Jul. 10th, 2020

hannah: (Claire Fisher - soph_posh)
You know it's been a good day when you get home and have to wring out your underwear. It's been hours, and I still feel a little damp.

Today was a storm, a downpour, a gullywasher, a deluge, a tempest. Not a thunderstorm, because there wasn't any lightning or thunder. Just rain, and lots of it, steady and patient, beating down from the clouds with no end in sight.

So I took a bike ride.

I knew it wouldn't be letting up any time soon, and that I really wanted to get out of my apartment and move around for a while. I knew I'd get wet if I went out, and get really wet if I biked around and hit more drops than if I was simply walking slowly, and that I'd be coming back to my apartment when I was done with the ride so however wet I got, I'd be going out knowing I had a place to come back to and dry off.

And I knew, with absolute certainty, there'd be nobody else around in the park.
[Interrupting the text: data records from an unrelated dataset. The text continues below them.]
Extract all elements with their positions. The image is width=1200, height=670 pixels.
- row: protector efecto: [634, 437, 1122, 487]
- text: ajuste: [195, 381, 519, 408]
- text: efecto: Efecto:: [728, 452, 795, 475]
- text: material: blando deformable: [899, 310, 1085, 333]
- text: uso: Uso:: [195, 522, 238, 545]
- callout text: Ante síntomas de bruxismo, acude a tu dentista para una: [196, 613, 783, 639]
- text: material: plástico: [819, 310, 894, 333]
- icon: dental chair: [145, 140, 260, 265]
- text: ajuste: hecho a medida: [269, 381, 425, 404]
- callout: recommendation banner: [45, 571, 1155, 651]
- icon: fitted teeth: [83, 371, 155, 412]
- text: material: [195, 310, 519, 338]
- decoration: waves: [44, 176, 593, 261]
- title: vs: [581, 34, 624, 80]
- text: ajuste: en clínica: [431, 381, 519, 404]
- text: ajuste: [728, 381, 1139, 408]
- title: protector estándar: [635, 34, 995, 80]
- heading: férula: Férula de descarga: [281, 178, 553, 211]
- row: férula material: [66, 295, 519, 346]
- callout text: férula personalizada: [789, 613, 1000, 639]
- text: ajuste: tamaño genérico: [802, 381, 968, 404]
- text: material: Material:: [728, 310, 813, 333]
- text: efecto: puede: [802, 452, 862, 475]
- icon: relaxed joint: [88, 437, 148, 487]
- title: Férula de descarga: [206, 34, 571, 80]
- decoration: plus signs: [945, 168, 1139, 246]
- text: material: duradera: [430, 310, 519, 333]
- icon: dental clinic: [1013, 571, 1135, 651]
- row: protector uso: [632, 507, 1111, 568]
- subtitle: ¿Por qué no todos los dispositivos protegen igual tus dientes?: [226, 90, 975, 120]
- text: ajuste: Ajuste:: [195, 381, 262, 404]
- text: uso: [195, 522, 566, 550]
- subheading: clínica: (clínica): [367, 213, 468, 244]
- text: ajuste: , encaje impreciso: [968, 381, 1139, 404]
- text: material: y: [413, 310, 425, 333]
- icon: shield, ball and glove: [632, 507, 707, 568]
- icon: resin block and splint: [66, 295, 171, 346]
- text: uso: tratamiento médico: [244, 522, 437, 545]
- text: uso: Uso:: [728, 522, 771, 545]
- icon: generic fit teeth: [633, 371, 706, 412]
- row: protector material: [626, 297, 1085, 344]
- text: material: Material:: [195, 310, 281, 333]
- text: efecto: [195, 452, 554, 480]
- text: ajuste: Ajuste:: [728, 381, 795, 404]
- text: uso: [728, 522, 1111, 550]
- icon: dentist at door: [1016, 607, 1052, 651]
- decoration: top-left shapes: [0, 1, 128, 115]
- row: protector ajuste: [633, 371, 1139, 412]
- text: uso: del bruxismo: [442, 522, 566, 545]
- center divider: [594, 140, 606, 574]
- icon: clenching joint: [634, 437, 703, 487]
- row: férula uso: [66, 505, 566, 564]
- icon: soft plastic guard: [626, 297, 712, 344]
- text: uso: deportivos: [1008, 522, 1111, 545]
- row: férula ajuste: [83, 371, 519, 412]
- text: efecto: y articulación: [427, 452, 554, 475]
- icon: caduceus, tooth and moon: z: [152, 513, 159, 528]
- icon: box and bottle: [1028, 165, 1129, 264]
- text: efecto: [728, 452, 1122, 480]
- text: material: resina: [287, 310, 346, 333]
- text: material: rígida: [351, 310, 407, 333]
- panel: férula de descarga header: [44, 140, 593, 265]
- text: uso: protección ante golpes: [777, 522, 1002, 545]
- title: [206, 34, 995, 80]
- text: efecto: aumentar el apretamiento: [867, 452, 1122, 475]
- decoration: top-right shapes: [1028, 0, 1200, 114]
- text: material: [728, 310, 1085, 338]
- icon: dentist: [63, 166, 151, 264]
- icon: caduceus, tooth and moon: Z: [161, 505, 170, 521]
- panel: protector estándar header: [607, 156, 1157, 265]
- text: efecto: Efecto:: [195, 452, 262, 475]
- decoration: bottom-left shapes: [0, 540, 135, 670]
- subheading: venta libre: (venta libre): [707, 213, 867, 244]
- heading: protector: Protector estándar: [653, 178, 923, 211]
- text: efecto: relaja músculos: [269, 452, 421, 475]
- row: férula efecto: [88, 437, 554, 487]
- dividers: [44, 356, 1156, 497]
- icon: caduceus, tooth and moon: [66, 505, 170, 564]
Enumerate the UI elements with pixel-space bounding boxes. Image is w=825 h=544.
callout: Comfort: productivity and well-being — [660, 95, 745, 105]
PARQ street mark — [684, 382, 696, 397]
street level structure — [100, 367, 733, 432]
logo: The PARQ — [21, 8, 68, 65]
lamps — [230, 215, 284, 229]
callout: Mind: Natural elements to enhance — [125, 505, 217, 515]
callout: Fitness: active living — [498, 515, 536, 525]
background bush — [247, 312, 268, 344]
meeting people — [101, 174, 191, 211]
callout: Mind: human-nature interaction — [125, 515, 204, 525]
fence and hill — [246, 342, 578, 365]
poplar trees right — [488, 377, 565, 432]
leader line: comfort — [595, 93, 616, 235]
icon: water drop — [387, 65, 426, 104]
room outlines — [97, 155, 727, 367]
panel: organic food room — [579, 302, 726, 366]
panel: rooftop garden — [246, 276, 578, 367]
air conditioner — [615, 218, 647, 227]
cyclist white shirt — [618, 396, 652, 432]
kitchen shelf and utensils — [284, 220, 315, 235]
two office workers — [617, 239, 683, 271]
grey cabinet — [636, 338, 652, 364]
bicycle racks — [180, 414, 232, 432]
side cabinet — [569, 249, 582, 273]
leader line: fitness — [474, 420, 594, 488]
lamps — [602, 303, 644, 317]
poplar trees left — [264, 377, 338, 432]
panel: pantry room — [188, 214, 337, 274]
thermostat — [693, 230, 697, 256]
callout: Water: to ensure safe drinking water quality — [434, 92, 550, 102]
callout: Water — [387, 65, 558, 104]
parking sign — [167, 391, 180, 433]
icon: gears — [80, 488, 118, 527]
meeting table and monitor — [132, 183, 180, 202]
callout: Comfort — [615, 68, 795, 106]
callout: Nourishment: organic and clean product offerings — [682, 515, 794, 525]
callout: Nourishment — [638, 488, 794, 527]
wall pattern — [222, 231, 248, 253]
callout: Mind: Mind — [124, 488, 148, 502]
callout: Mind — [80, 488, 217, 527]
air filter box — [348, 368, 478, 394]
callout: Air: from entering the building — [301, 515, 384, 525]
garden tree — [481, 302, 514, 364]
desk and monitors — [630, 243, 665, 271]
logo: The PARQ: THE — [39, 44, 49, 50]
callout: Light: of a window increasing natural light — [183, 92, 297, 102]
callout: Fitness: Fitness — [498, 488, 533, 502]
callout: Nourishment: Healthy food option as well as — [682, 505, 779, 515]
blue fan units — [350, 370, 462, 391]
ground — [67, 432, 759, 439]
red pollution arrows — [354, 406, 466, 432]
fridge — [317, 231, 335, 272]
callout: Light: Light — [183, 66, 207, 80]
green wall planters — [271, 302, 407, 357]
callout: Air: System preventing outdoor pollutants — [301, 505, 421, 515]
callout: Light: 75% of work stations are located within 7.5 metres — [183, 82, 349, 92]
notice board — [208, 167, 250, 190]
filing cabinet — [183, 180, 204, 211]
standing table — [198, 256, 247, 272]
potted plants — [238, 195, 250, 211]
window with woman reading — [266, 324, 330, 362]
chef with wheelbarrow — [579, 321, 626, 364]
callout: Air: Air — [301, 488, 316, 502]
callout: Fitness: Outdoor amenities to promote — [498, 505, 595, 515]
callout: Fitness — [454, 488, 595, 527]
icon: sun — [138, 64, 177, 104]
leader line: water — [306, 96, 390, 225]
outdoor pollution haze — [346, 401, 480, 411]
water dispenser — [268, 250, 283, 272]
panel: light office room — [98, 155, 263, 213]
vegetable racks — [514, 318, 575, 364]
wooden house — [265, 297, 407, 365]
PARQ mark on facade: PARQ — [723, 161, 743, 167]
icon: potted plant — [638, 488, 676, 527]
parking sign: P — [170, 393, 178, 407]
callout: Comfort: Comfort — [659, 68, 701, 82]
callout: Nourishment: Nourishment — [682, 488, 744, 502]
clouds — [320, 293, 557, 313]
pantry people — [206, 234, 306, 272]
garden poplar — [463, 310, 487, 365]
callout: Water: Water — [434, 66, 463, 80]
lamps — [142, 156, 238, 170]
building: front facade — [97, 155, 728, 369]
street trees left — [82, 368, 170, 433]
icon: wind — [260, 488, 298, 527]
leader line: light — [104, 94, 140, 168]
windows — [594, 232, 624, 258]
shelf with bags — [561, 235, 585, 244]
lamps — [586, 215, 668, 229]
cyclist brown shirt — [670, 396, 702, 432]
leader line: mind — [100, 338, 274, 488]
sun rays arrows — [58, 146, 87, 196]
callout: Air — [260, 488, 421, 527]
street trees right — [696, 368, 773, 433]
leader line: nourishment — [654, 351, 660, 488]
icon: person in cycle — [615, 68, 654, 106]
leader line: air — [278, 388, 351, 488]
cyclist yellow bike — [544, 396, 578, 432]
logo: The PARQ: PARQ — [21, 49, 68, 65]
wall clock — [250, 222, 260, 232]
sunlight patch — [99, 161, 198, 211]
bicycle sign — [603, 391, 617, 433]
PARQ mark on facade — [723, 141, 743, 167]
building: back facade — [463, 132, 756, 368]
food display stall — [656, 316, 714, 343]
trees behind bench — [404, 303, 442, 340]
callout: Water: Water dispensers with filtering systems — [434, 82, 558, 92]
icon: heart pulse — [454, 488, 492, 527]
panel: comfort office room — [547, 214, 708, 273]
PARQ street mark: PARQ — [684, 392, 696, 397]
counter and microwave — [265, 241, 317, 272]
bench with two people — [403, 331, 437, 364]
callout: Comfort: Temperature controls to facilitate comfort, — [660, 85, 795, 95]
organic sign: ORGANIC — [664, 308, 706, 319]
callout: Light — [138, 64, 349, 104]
So I grabbed a bike and started riding.

Being by yourself in New York City is no mean feat. Being by yourself outside, even more. Being practically alone is something I almost never encounter living here - there's usually an awareness of people being near you, whether it's music from other apartments drifting through a window or someone walking a few blocks away. It's generally a sense of isolation instead of being alone. I find it hidden away, indoors or high above or far down below: in empty movie theatres, on forbidden rooftops, on subway cars in between secret turnaround stations. I've never had it outside like this before, in such a public space. In Riverside Park today, I was alone. The few people I saw - a couple other bikers, a couple dog-walkers, a couple couples, a homeless man sitting on a bench underneath a tree with his carts and himself in makeshift plastic raincoats - were all by themselves, in their own ways. The most we did was wave to one another as we passed into and out of each other's lives. A moment of recognition, a moment of connection, and then the clouds settled and you didn't see them anymore.

By the time I biked about twenty blocks, I was dripping, and by the time I got to twenty-five, I saw there wasn't any choice but to either turn around before the usual point on my typical loop, or go right through the huge puddle.

"Bring it," I said aloud, to the rain and to the trees.

The puddle brought it. Coming, and going, it brought it, as did the rest in the park, and it took maybe three to get me soaking and five for my shoes to be a lost cause. Sopping, and soaked, and wet, I could feel the water just sloshing around my sneakers. My socks, lost. And I was still only on the first third of the ride.

Because there were so few people around, I'd pull my mask down for long minutes, breathing in the water, letting it hit me all over the face. It smelled, and felt, more like swimming than I've done in ages. Fast movement through water. I'd look up at the trees sliding by, across the river out to where I couldn't make out New Jersey, ships outlined in the mist by their lights. There wasn't much sky to look at. There wasn't much of the clouds to take in. Just the rain, beating down.

So much water, rich in my face.

I heard a train coming and biked over to the grate to see it down below, and I got a glimpse before my bike's wheels and the metal of the grate met each other and kept going, sliding along, and I slipped and landed on my left side. I got to my feet and raised my arms in triumph, shouting out a victory sound for having fallen and gotten up, and kept going.

I sped across streets, waiting for the lights and sometimes having the good timing to catch them and bike right through the intersection. I looped around at the end of the park and turned back, and by then, there'd been enough rain for water to come shooting up out of the ground.

There are these grates in one part of the park - I think to collect the water and move it along through the sewer systems, but I can't be certain anymore, because when I saw them today, they were geysers. They were jets. They were erupting, making noises I'd never heard before, something organic and mechanical at the same time. The utter power of the water being forced upwards because there wasn't anywhere else for it to go, while it fell down at the same time. Downwards, upwards, heading down as ordinary heavy drops, going up as hard white mist.

I stopped to watch, even leaning over the grate to see if it'd hit me, but it was done by the time I got down the hill, and I kept pedaling on.

By the time I biked back up the last hill and parked the bike, I didn't have a dry inch left anywhere. I'd gone out in exercise clothes I knew could stand up to getting wet, and my sweatpants and t-shirt were sodden and heavy, clinging to me, but since all of me was covered in water, it didn't feel so bad. My shoes squeaking when I stepped, that was weird, but I wasn't upset about that. I'd known it was coming.

I went to the ATM afterwards, and got some cash, and stopped by a pet store to get some more birdseed for the pigeons, too, because I knew being utterly soaked as I was would be a good way to get some social distance. It worked. It also impressed people, to hear the park had been so empty, and I'd been crazy enough to head out in the storm and enjoy it.

Honestly, I haven't enjoyed the park, or a bike ride, in a long time so much as I had today.

Because I got to play in the water, and I got to be alone.